Fans meet former champ
By Ryan Hanchett
Published in Sports on December 7, 2011 1:48 PM
A.J. Alfaro drove over five hours from his home in Virginia to Goldsboro to meet one of his sports heroes on Tuesday night.
The icon was neither an NFL star, an NBA legend nor a NASCAR champion, but a name synonymous with greatness in his sport. The man signing autographs at a table in the back room of the Goldsboro Piggly Wiggly supermarket was wrestling superstar Ric Flair.
"I have driven all over the eastern United States to get autographs and pictures with some of these guys," Alfaro said. "My longest trip was 10 hours to meet Shawn Michaels, so five hours to meet Ric Flair seemed like a pretty easy decision."
Flair, a 16-time world heavyweight champion in the squared circle, was brought to Goldsboro by Coca-Cola as part of a store promotion with the company's vendors. The Piggly Wiggly on Lionel Street won a contest by selling the most Coca-Cola products over a set time frame.
"I thought that this was a great idea and a great way to showcase our store," store owner Greg Floyd said. "We didn't really know what to expect when we were first informed that we won the contest, but after talking to the guys from Coca-Cola we figured out what kind of crowd we would be dealing with."
Approximately 400 people showed up to meet Flair and to get an autograph or a picture.

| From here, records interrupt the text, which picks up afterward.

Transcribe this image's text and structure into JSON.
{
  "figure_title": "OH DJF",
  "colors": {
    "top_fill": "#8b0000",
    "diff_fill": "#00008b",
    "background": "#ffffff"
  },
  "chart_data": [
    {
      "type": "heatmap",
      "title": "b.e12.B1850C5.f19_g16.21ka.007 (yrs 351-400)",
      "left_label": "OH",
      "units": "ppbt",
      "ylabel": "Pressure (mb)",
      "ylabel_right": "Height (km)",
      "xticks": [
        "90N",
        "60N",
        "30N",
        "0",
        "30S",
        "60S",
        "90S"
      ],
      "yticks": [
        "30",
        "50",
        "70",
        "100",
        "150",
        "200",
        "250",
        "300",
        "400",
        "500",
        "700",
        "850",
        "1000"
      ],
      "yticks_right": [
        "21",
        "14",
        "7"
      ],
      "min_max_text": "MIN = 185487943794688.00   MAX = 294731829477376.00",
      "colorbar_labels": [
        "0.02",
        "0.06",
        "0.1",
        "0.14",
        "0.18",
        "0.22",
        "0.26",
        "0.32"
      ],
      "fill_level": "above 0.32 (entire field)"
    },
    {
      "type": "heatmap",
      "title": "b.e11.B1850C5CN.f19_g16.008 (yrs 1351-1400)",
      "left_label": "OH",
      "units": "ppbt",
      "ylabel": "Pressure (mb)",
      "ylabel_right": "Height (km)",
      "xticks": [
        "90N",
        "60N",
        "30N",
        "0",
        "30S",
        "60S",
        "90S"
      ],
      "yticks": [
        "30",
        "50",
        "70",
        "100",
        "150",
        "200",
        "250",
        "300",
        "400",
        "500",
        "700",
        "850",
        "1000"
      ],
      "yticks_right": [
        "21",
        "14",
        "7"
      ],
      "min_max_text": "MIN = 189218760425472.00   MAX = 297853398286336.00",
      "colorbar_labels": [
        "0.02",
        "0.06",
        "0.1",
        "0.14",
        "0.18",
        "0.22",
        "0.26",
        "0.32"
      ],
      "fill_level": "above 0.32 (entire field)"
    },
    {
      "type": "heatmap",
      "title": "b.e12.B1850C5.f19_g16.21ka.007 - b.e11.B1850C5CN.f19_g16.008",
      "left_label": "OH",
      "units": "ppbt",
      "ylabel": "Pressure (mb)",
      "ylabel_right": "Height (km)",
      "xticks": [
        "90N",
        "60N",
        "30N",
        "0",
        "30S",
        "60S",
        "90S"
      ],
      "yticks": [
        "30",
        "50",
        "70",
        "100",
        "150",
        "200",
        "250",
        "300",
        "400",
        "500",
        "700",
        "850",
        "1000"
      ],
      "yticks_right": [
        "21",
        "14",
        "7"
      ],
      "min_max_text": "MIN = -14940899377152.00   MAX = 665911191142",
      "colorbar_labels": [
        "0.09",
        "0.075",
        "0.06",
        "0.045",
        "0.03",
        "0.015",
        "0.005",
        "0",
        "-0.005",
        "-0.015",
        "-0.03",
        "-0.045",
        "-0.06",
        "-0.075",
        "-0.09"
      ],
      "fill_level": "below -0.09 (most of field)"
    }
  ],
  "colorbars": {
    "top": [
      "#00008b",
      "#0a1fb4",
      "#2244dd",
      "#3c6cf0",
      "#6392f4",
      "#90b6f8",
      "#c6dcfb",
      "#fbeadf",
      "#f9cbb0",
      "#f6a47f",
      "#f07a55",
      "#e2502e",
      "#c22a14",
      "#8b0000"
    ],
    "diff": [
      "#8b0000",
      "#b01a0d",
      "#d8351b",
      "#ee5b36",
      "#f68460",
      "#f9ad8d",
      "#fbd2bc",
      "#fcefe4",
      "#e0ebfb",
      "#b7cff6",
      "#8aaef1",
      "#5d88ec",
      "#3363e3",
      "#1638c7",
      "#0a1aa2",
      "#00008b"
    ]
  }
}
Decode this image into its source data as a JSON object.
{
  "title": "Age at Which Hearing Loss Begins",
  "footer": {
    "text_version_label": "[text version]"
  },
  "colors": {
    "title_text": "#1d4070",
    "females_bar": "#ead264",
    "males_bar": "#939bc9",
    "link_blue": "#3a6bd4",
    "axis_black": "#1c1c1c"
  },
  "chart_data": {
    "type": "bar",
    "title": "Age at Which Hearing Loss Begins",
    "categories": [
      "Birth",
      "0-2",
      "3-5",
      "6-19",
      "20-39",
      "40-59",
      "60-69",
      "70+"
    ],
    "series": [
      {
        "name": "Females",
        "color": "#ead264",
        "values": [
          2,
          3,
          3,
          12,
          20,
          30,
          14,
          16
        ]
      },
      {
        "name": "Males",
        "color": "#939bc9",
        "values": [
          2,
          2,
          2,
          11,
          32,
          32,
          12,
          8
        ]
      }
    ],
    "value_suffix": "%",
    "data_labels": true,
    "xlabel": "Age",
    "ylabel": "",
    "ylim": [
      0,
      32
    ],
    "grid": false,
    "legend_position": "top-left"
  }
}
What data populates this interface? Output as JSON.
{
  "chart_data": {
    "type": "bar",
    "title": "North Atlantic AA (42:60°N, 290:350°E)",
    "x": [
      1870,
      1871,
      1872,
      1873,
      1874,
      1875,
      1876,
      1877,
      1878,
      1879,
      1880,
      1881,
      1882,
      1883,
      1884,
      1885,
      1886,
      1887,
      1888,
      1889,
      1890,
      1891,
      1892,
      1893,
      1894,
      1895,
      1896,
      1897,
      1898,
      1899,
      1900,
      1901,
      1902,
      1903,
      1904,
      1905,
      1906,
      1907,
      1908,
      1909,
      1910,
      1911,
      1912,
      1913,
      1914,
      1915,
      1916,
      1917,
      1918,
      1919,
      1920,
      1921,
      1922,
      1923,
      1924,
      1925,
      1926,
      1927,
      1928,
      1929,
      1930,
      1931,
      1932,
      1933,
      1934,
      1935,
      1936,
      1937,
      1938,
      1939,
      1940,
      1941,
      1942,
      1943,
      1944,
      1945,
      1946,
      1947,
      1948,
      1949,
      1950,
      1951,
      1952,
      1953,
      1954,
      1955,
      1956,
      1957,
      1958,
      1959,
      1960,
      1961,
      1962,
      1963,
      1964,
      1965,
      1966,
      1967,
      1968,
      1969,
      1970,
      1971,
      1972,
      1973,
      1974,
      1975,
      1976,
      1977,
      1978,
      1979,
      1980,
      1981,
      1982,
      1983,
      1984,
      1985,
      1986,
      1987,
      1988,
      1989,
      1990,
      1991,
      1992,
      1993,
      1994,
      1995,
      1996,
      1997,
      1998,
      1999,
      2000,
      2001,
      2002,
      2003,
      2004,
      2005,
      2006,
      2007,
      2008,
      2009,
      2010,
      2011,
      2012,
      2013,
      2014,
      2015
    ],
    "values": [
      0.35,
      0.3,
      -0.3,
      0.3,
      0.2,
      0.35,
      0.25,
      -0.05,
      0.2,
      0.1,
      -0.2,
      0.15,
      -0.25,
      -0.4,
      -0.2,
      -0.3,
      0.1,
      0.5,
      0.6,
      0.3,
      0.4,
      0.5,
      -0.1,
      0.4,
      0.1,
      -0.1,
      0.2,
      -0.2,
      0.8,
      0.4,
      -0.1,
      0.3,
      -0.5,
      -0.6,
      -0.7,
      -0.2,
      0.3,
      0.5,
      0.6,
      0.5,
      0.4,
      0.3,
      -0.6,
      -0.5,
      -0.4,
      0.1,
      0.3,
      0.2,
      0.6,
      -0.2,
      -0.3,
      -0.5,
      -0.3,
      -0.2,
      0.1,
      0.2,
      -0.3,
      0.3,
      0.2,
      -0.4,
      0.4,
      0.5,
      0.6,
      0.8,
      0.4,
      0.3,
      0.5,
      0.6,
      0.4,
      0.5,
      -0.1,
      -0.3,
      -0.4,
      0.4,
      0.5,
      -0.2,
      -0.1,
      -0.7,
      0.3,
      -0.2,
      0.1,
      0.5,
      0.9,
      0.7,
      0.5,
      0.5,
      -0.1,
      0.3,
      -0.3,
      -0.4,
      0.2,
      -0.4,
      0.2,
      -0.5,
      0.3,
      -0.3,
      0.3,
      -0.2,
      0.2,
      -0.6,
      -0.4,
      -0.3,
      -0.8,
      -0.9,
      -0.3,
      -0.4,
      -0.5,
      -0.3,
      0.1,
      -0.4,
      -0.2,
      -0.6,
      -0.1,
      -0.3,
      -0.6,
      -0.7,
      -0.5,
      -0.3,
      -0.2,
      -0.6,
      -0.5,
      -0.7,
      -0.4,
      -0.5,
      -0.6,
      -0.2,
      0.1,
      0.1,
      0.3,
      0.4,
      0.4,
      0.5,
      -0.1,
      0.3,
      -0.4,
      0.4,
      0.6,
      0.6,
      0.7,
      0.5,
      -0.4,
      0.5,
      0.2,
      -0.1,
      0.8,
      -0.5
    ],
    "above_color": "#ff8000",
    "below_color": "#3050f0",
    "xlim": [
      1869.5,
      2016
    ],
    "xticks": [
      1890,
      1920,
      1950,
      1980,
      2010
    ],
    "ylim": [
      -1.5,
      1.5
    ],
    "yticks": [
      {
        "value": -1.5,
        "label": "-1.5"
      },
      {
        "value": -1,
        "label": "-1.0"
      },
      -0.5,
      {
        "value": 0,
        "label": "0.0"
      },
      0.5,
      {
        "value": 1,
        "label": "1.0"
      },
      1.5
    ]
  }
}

The first 300 were given tickets by the store employees assigned to keeping the long line in order and were guaranteed to get to meet Flair.
The rest of the wrestling fans in line were forced to wait and see what time allowed for after the first 300 made there way through the store.
"I have been doing this in some capacity for 40 years and it is always humbling," Flair said as he made his way to the autograph table. "The fans have always been great to me and I appreciate all the support over the years from the people."
Flair began his wrestling career in the early 1970s with the American Wrestling Association. He adopted the title of "The Nature Boy" a few years later when he joined the National Wrestling Alliance. Flair earned his first world title in 1981 when he beat Dusty Rhodes.
On the back-end of a four-decade career, Flair no longer dishes out his patented chops to the chest or puts his figure-four leg lock on opponents with the same ferocity. What he still does as well as anyone in his sport is please a crowd. With one of his signature "Wooooooo's," Flair can make people smile.
"The best part of working with Coca-Cola was has been the chance to sit down and chat for a second with so many fans," Flair said. "They bring up matches that happened 25 years ago that I barely remember now and they talk to about it with a smile on their face. That makes it all worth it."
That kind of humble spirit for a legend like Flair, who is in the World Wrestling Entertainment Hall of Fame and has a day marked in his honor in his hometown of Minneapolis, Minn., is what brings guys like Alfaro back to his public appearances.
"Ric Flair is a legend man," Alfaro said. "Guys like him, Hulk Hogan, Andre The Giant, Macho Man Randy Savage, they built wrestling to where it is today. They made kids like me become fans 20 years ago and they are still bringing wrestling to people today."
Like all professional wrestlers, Flair has seen his popularity ebb and flow over the course of his career. After winning a match he would often tell his next opponent, "In order to be the man, you have to beat the man."
No one was going to take Ric Flair down on Tuesday night.